Informacje
Minister finansów i gospodarki Andrzej Domański / autor: PAP
Minister finansów i gospodarki Andrzej Domański / autor: PAP

OKI na pół gwizdka

Stanisław Koczot

Stanisław Koczot

zastępca Redaktora Naczelnego "Gazety Bankowej" i wGospodarce.pl

  • Opublikowano: 5 sierpnia 2025, 16:10

  • Powiększ tekst

Ministerstwo Finansów chce wprowadzić Osobiste Konto Inwestycyjne. Ta dość pogmatwana konstrukcja ma częściowo znieść podatek od zysków kapitałowych, ale w niesprzyjających okolicznościach może okazać się rozwiązaniem przynoszącym straty.

Rząd Donalda Tuska obiecywał likwidację tzw. podatku Belki, czyli podatku od zysków kapitałowych., jednak tego nie zrobi, a zamiast tego proponuje wprowadzenie Osobistego Konta Inwestycyjnego (OKI). Poinformował o tym minister finansów i gospodarki Andrzej Domański. Na razie jest to rządowa propozycja, sam projekt ustawy zostanie opublikowany jesienią i wejdzie w życie w połowie 2026 r.

Inwestycje, nie oszczędności

Pula aktywów, która może zostać zainwestowana w OKI i nie podlegać opodatkowaniu, ma mieć wartość nieprzekraczającą 100 tys. zł. Będzie ona podzielona na część inwestycyjną i oszczędnościową.

Część inwestycyjna, czyli czyli akcje, obligacje, fundusze inwestycyjne, ETF-y, może wypełnić całą pulę, jednak może być też mniejsza. To, co pozostanie, ale nie więcej niż równowartość 25 tys. zł, zostało przeznaczone na oszczędności w postaci lokat i obligacji oszczędnościowych.

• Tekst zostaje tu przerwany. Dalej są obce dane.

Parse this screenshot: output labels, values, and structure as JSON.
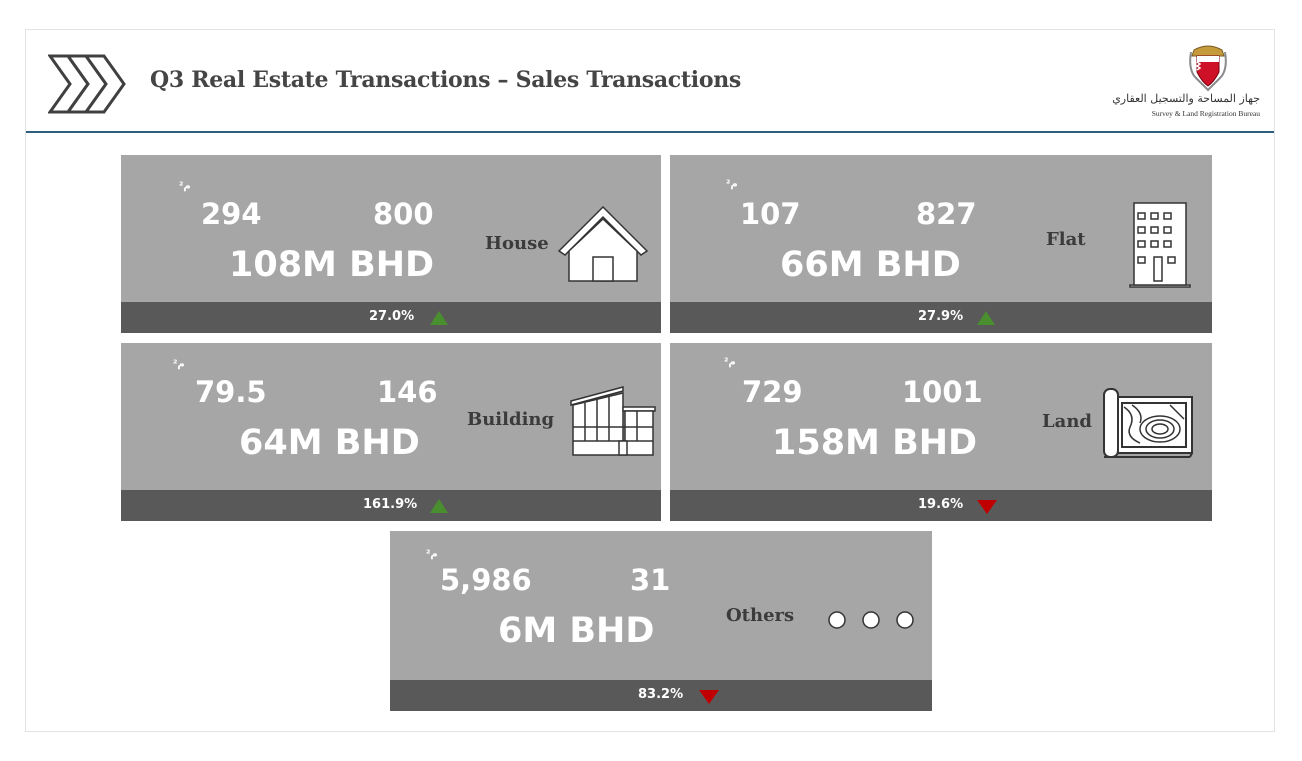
{
  "header": {
    "title": "Q3 Real Estate Transactions – Sales Transactions",
    "logo_arabic": "جهاز المساحة والتسجيل العقاري",
    "logo_english": "Survey & Land Registration Bureau",
    "title_color": "#454545",
    "rule_color": "#2f5f7f"
  },
  "unit_label": "م²",
  "colors": {
    "card_bg": "#a6a6a6",
    "footer_bg": "#595959",
    "up": "#4a8f2f",
    "down": "#c00000"
  },
  "cards": {
    "house": {
      "area": "294",
      "count": "800",
      "value": "108M BHD",
      "label": "House",
      "change": "27.0%",
      "trend": "up",
      "icon": "house-icon"
    },
    "flat": {
      "area": "107",
      "count": "827",
      "value": "66M BHD",
      "label": "Flat",
      "change": "27.9%",
      "trend": "up",
      "icon": "apartment-building-icon"
    },
    "building": {
      "area": "79.5",
      "count": "146",
      "value": "64M BHD",
      "label": "Building",
      "change": "161.9%",
      "trend": "up",
      "icon": "building-icon"
    },
    "land": {
      "area": "729",
      "count": "1001",
      "value": "158M BHD",
      "label": "Land",
      "change": "19.6%",
      "trend": "down",
      "icon": "land-map-icon"
    },
    "others": {
      "area": "5,986",
      "count": "31",
      "value": "6M BHD",
      "label": "Others",
      "change": "83.2%",
      "trend": "down",
      "icon": "ellipsis-circles-icon"
    }
  }
}
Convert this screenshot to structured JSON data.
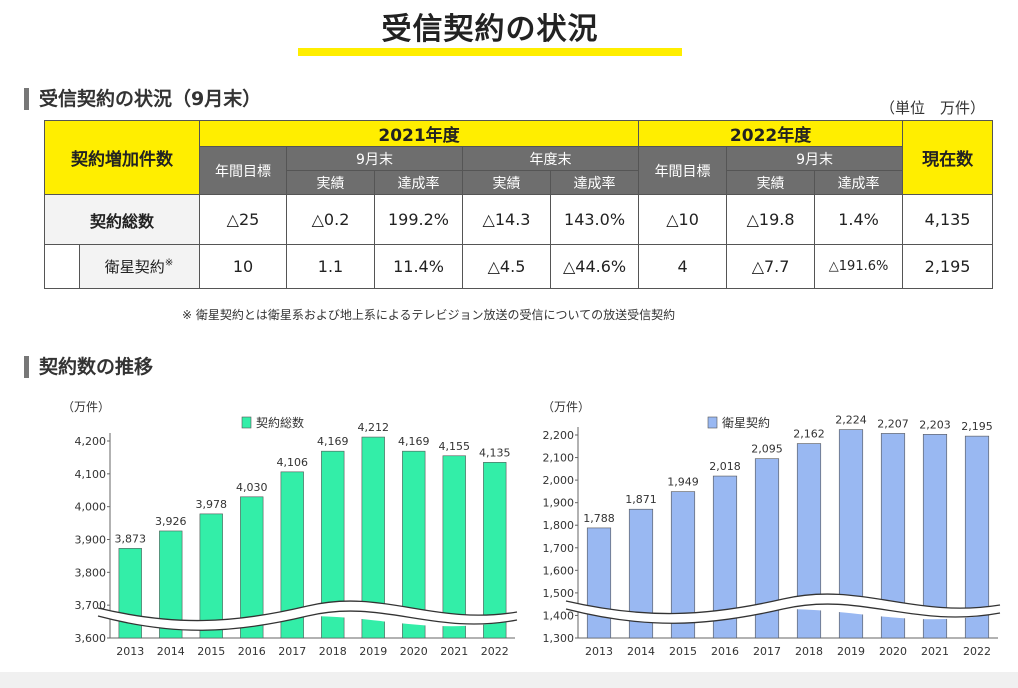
{
  "page": {
    "title": "受信契約の状況"
  },
  "table_section": {
    "heading": "受信契約の状況（9月末）",
    "unit": "（単位　万件）"
  },
  "table": {
    "corner": "契約増加件数",
    "year_2021": "2021年度",
    "year_2022": "2022年度",
    "current": "現在数",
    "annual_target": "年間目標",
    "sep_end": "9月末",
    "fy_end": "年度末",
    "actual": "実績",
    "rate": "達成率",
    "rows": [
      {
        "label": "契約総数",
        "cells": [
          "△25",
          "△0.2",
          "199.2%",
          "△14.3",
          "143.0%",
          "△10",
          "△19.8",
          "1.4%",
          "4,135"
        ]
      },
      {
        "label": "衛星契約",
        "mark": "※",
        "cells": [
          "10",
          "1.1",
          "11.4%",
          "△4.5",
          "△44.6%",
          "4",
          "△7.7",
          "△191.6%",
          "2,195"
        ]
      }
    ],
    "note": "※ 衛星契約とは衛星系および地上系によるテレビジョン放送の受信についての放送受信契約"
  },
  "trend_section": {
    "heading": "契約数の推移"
  },
  "chart_data": [
    {
      "type": "bar",
      "unit_label": "（万件）",
      "legend": "契約総数",
      "color": "#33eea8",
      "categories": [
        "2013",
        "2014",
        "2015",
        "2016",
        "2017",
        "2018",
        "2019",
        "2020",
        "2021",
        "2022"
      ],
      "values": [
        3873,
        3926,
        3978,
        4030,
        4106,
        4169,
        4212,
        4169,
        4155,
        4135
      ],
      "value_labels": [
        "3,873",
        "3,926",
        "3,978",
        "4,030",
        "4,106",
        "4,169",
        "4,212",
        "4,169",
        "4,155",
        "4,135"
      ],
      "yticks": [
        "3,600",
        "3,700",
        "3,800",
        "3,900",
        "4,000",
        "4,100",
        "4,200"
      ],
      "ylim": [
        3600,
        4200
      ],
      "axis_break": true
    },
    {
      "type": "bar",
      "unit_label": "（万件）",
      "legend": "衛星契約",
      "color": "#99b8f2",
      "categories": [
        "2013",
        "2014",
        "2015",
        "2016",
        "2017",
        "2018",
        "2019",
        "2020",
        "2021",
        "2022"
      ],
      "values": [
        1788,
        1871,
        1949,
        2018,
        2095,
        2162,
        2224,
        2207,
        2203,
        2195
      ],
      "value_labels": [
        "1,788",
        "1,871",
        "1,949",
        "2,018",
        "2,095",
        "2,162",
        "2,224",
        "2,207",
        "2,203",
        "2,195"
      ],
      "yticks": [
        "1,300",
        "1,400",
        "1,500",
        "1,600",
        "1,700",
        "1,800",
        "1,900",
        "2,000",
        "2,100",
        "2,200"
      ],
      "ylim": [
        1300,
        2200
      ],
      "axis_break": true
    }
  ]
}
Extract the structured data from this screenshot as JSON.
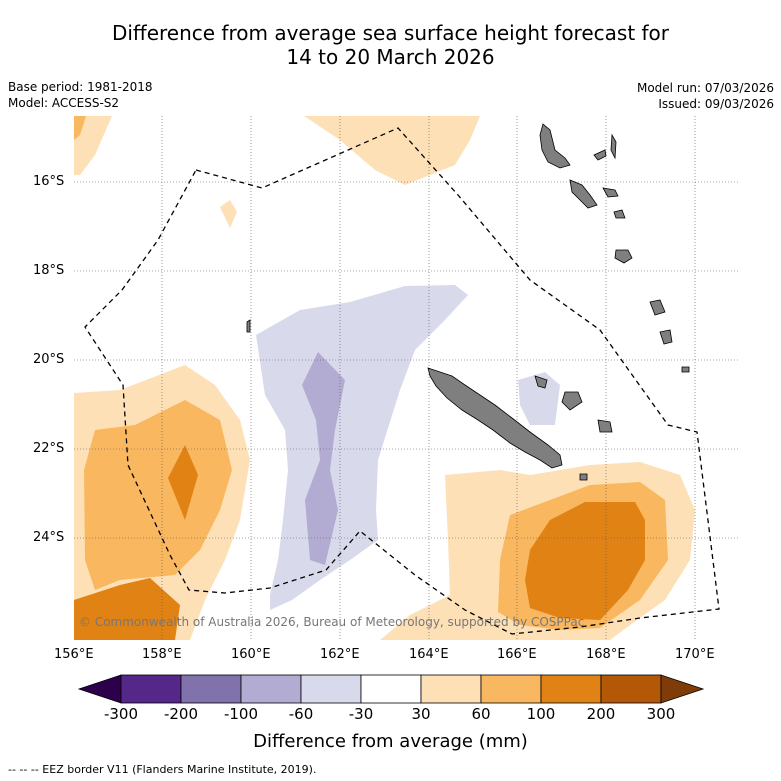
{
  "header": {
    "title_line1": "Difference from average sea surface height forecast for",
    "title_line2": "14 to 20 March 2026"
  },
  "meta": {
    "base_period": "Base period: 1981-2018",
    "model": "Model: ACCESS-S2",
    "model_run": "Model run: 07/03/2026",
    "issued": "Issued: 09/03/2026"
  },
  "map": {
    "lat_ticks": [
      "16°S",
      "18°S",
      "20°S",
      "22°S",
      "24°S"
    ],
    "lon_ticks": [
      "156°E",
      "158°E",
      "160°E",
      "162°E",
      "164°E",
      "166°E",
      "168°E",
      "170°E"
    ],
    "copyright": "© Commonwealth of Australia 2026, Bureau of Meteorology, supported by COSPPac",
    "landmass_color": "#7f7f7f",
    "eez_color": "#000000"
  },
  "colorbar": {
    "labels": [
      "-300",
      "-200",
      "-100",
      "-60",
      "-30",
      "30",
      "60",
      "100",
      "200",
      "300"
    ],
    "colors": [
      "#2d004b",
      "#542788",
      "#8073ac",
      "#b2abd2",
      "#d8daeb",
      "#ffffff",
      "#fee0b6",
      "#f9b75f",
      "#e08214",
      "#b35806",
      "#7f3b08"
    ],
    "title": "Difference from average (mm)"
  },
  "legend": {
    "eez": "--  --  -- EEZ border V11 (Flanders Marine Institute, 2019)."
  }
}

Ministerstwo preferuje więc inwestycje w rynek kapitałowy, a nie tradycyjne formy oszczędzania, zdecydowanie chętniej wybierane przez Polaków. OKI ma przestawić wektor w innym kierunku, czyli na inwestycje potencjalnie przynoszące spory zysk, ale i obarczone większym ryzykiem, do tego wymagających pewnej, specyficznej wiedzy o finansach i mechanizmach rynkowych.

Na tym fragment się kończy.